Our research group has had experimental papers rejected because they did not agree with first principles simulations. The issue is that at least in quantum chemistry and materials physics, the theory is simple and easy to write down but making quantitative predictions from the theory requires the use of (a) massive computational resources, (b) inspired approximations, or (c) all of the above. (unless it's an "emergent" phenomenon) It's debatable what the relationship between theory, experiment and computation is. I submitted an abstract to an APS conference yesterday and I noticed that you were asked to classify your submission as "theoretical", "experimental", or "computational". I think I agree with the APS in that all three styles are useful and complementary to each other.
Interesting Read. Though I have read that some equatins regarding sub atomic particles were "too difficult to solve" before, I never had read a good explanation why.
It will be a sad day when the supercomputers we build to solve these equations gain intelligence and use their knowledge against us. Maybe they'll invent some cool null ray.
> Though I have read that some equatins regarding sub atomic particles were "too difficult to solve" before, I never had read a good explanation why.

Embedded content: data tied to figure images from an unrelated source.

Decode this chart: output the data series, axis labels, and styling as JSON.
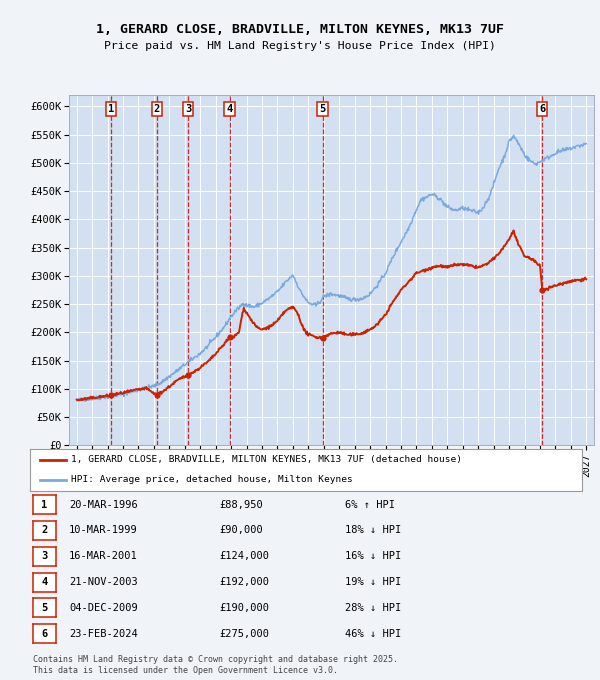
{
  "title_line1": "1, GERARD CLOSE, BRADVILLE, MILTON KEYNES, MK13 7UF",
  "title_line2": "Price paid vs. HM Land Registry's House Price Index (HPI)",
  "ylim": [
    0,
    620000
  ],
  "yticks": [
    0,
    50000,
    100000,
    150000,
    200000,
    250000,
    300000,
    350000,
    400000,
    450000,
    500000,
    550000,
    600000
  ],
  "ytick_labels": [
    "£0",
    "£50K",
    "£100K",
    "£150K",
    "£200K",
    "£250K",
    "£300K",
    "£350K",
    "£400K",
    "£450K",
    "£500K",
    "£550K",
    "£600K"
  ],
  "xlim_start": 1993.5,
  "xlim_end": 2027.5,
  "xticks": [
    1994,
    1995,
    1996,
    1997,
    1998,
    1999,
    2000,
    2001,
    2002,
    2003,
    2004,
    2005,
    2006,
    2007,
    2008,
    2009,
    2010,
    2011,
    2012,
    2013,
    2014,
    2015,
    2016,
    2017,
    2018,
    2019,
    2020,
    2021,
    2022,
    2023,
    2024,
    2025,
    2026,
    2027
  ],
  "fig_bg_color": "#f0f4f8",
  "plot_bg_color": "#dde8f5",
  "grid_color": "#ffffff",
  "hpi_color": "#7aaadd",
  "price_color": "#cc2200",
  "vline_color": "#cc0000",
  "sale_dates_x": [
    1996.22,
    1999.19,
    2001.21,
    2003.9,
    2009.92,
    2024.15
  ],
  "sale_prices_y": [
    88950,
    90000,
    124000,
    192000,
    190000,
    275000
  ],
  "sale_labels": [
    "1",
    "2",
    "3",
    "4",
    "5",
    "6"
  ],
  "hpi_anchors_x": [
    1994.0,
    1995.0,
    1996.0,
    1997.0,
    1998.0,
    1999.0,
    1999.5,
    2000.0,
    2000.5,
    2001.0,
    2001.5,
    2002.0,
    2002.5,
    2003.0,
    2003.5,
    2004.0,
    2004.3,
    2004.8,
    2005.0,
    2005.5,
    2006.0,
    2006.5,
    2007.0,
    2007.5,
    2008.0,
    2008.5,
    2009.0,
    2009.5,
    2009.8,
    2010.0,
    2010.5,
    2011.0,
    2011.5,
    2012.0,
    2012.5,
    2013.0,
    2013.5,
    2014.0,
    2014.5,
    2015.0,
    2015.5,
    2016.0,
    2016.3,
    2016.7,
    2017.0,
    2017.5,
    2018.0,
    2018.5,
    2019.0,
    2019.5,
    2020.0,
    2020.3,
    2020.8,
    2021.0,
    2021.3,
    2021.7,
    2022.0,
    2022.3,
    2022.7,
    2023.0,
    2023.3,
    2023.7,
    2024.0,
    2024.3,
    2024.7,
    2025.0,
    2025.5,
    2026.0,
    2026.5,
    2027.0
  ],
  "hpi_anchors_y": [
    80000,
    83000,
    86000,
    91000,
    98000,
    105000,
    112000,
    122000,
    132000,
    143000,
    153000,
    163000,
    176000,
    192000,
    208000,
    228000,
    238000,
    252000,
    248000,
    245000,
    252000,
    261000,
    272000,
    288000,
    302000,
    272000,
    252000,
    248000,
    256000,
    264000,
    268000,
    265000,
    260000,
    258000,
    260000,
    268000,
    285000,
    305000,
    335000,
    360000,
    385000,
    418000,
    435000,
    440000,
    445000,
    437000,
    422000,
    416000,
    420000,
    416000,
    412000,
    420000,
    445000,
    462000,
    488000,
    512000,
    538000,
    548000,
    530000,
    515000,
    505000,
    498000,
    502000,
    507000,
    512000,
    518000,
    522000,
    526000,
    530000,
    534000
  ],
  "price_anchors_x": [
    1994.0,
    1995.0,
    1995.5,
    1996.0,
    1996.22,
    1997.0,
    1998.0,
    1998.5,
    1999.0,
    1999.19,
    1999.5,
    2000.0,
    2000.5,
    2001.0,
    2001.21,
    2001.7,
    2002.0,
    2002.5,
    2003.0,
    2003.5,
    2003.9,
    2004.0,
    2004.5,
    2004.8,
    2005.0,
    2005.3,
    2005.7,
    2006.0,
    2006.5,
    2007.0,
    2007.5,
    2008.0,
    2008.3,
    2008.7,
    2009.0,
    2009.5,
    2009.92,
    2010.0,
    2010.5,
    2011.0,
    2011.5,
    2012.0,
    2012.5,
    2013.0,
    2013.5,
    2014.0,
    2014.5,
    2015.0,
    2015.5,
    2016.0,
    2016.5,
    2017.0,
    2017.5,
    2018.0,
    2018.5,
    2019.0,
    2019.5,
    2020.0,
    2020.5,
    2021.0,
    2021.5,
    2022.0,
    2022.3,
    2022.6,
    2023.0,
    2023.5,
    2023.8,
    2024.0,
    2024.15,
    2024.5,
    2025.0,
    2025.5,
    2026.0,
    2026.5,
    2027.0
  ],
  "price_anchors_y": [
    80000,
    84000,
    86000,
    87500,
    88950,
    93000,
    99000,
    101000,
    92000,
    90000,
    94000,
    104000,
    115000,
    122000,
    124000,
    132000,
    138000,
    148000,
    162000,
    178000,
    192000,
    188000,
    200000,
    243000,
    235000,
    222000,
    208000,
    205000,
    210000,
    220000,
    238000,
    245000,
    235000,
    205000,
    196000,
    192000,
    190000,
    193000,
    198000,
    200000,
    196000,
    196000,
    199000,
    205000,
    215000,
    232000,
    255000,
    275000,
    290000,
    305000,
    310000,
    315000,
    318000,
    315000,
    320000,
    320000,
    318000,
    315000,
    320000,
    330000,
    345000,
    365000,
    380000,
    355000,
    335000,
    330000,
    322000,
    318000,
    275000,
    278000,
    283000,
    287000,
    291000,
    293000,
    295000
  ],
  "transactions": [
    {
      "label": "1",
      "date": "20-MAR-1996",
      "price": "£88,950",
      "hpi": "6% ↑ HPI"
    },
    {
      "label": "2",
      "date": "10-MAR-1999",
      "price": "£90,000",
      "hpi": "18% ↓ HPI"
    },
    {
      "label": "3",
      "date": "16-MAR-2001",
      "price": "£124,000",
      "hpi": "16% ↓ HPI"
    },
    {
      "label": "4",
      "date": "21-NOV-2003",
      "price": "£192,000",
      "hpi": "19% ↓ HPI"
    },
    {
      "label": "5",
      "date": "04-DEC-2009",
      "price": "£190,000",
      "hpi": "28% ↓ HPI"
    },
    {
      "label": "6",
      "date": "23-FEB-2024",
      "price": "£275,000",
      "hpi": "46% ↓ HPI"
    }
  ],
  "legend_line1": "1, GERARD CLOSE, BRADVILLE, MILTON KEYNES, MK13 7UF (detached house)",
  "legend_line2": "HPI: Average price, detached house, Milton Keynes",
  "footnote": "Contains HM Land Registry data © Crown copyright and database right 2025.\nThis data is licensed under the Open Government Licence v3.0."
}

Solution to the equations of quantum field theory can be formally expressed using what's called a perturbation expansion. This is similar to using a power series expansion to solve an algebraic or differential equation. In a rough way of looking at things, higher order terms in the expansion correspond to particle interactions with more "stuff" involved. This equivalence is what Feynman diagrams represent.

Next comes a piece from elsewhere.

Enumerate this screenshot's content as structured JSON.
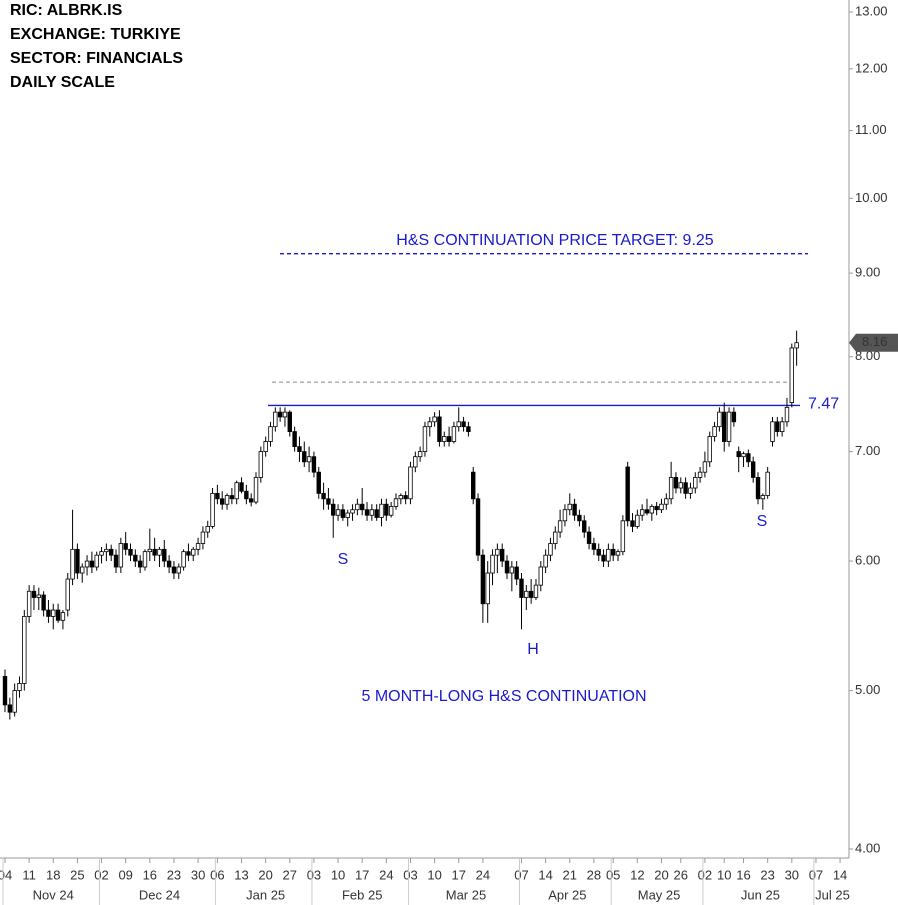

In the case of electromagnetism, this technique is very effective. The term corresponding to a single photon exchange is 137 times larger than the term corresponding to two photons, and so on. As a result, perturbation theory works very well for these calculations.
However, for nuclear forces in a proton or neutron, all the terms are about the same size. You can't cut off the expansion and get a meaningful estimate. In the Feynman diagram view, this is saying that you can't think of it as just exchanges of small numbers of gluons, rather, you'd need to consider huge number of particles and diagrams of extreme complexity. This is the sense in which the equations are "too difficult to solve". You need to do something totally different from perturbation theory to get a solution. Lattice computations, as described in the article, are the best alternative technique we have available at this point.
This article is grotesquely misleading. It misuses the word "virtual". Virtual reality meaning a simulation hasn't a thing to do with virtual particles in quantum field theory. In this case, the strength of the strong nuclear force field in a given point affects the probability amplitude of finding a gluon at that given point, which, in turn, will affect the mass of the area surrounding that point. In the case of the 3 quark proton, the strong nuclear force field has a high strength in the vicinity of the three quarks, therefore, the probability of finding gluons here is higher than outside the 3-quark bounded configuration. Since energy is equivalent to mass, that means the 3-quark bounded configuration will get a higher mass value than the surrounding vacuum, because of the higher prevalence of the strong nuclear force-field carrying gluons within it. This is ordinary, well understood, quantum chromodynamics, similar to quantum electrodynamics. There is nothing "virtual" about it in the sense of "less than real". A particle may be said to be "virtual" if is is transient (acts over a short distance or timespan). However its effects are as real as it gets. At the end of day, quantum field theory comes to down calculating probability amplitudes, in this case, the probability of finding gluons in the 3-quark configuration. There isn't anything "virtual" or "magical" or "hocus pocus" about it. And if somebody thinks there is, they shouldn't be writing for a science magazine.
http://www.amazon.com/QED-Strange-Theory-Light-Matter/dp/069...
If you don't really understand what this article is talking about, Feynman can help you.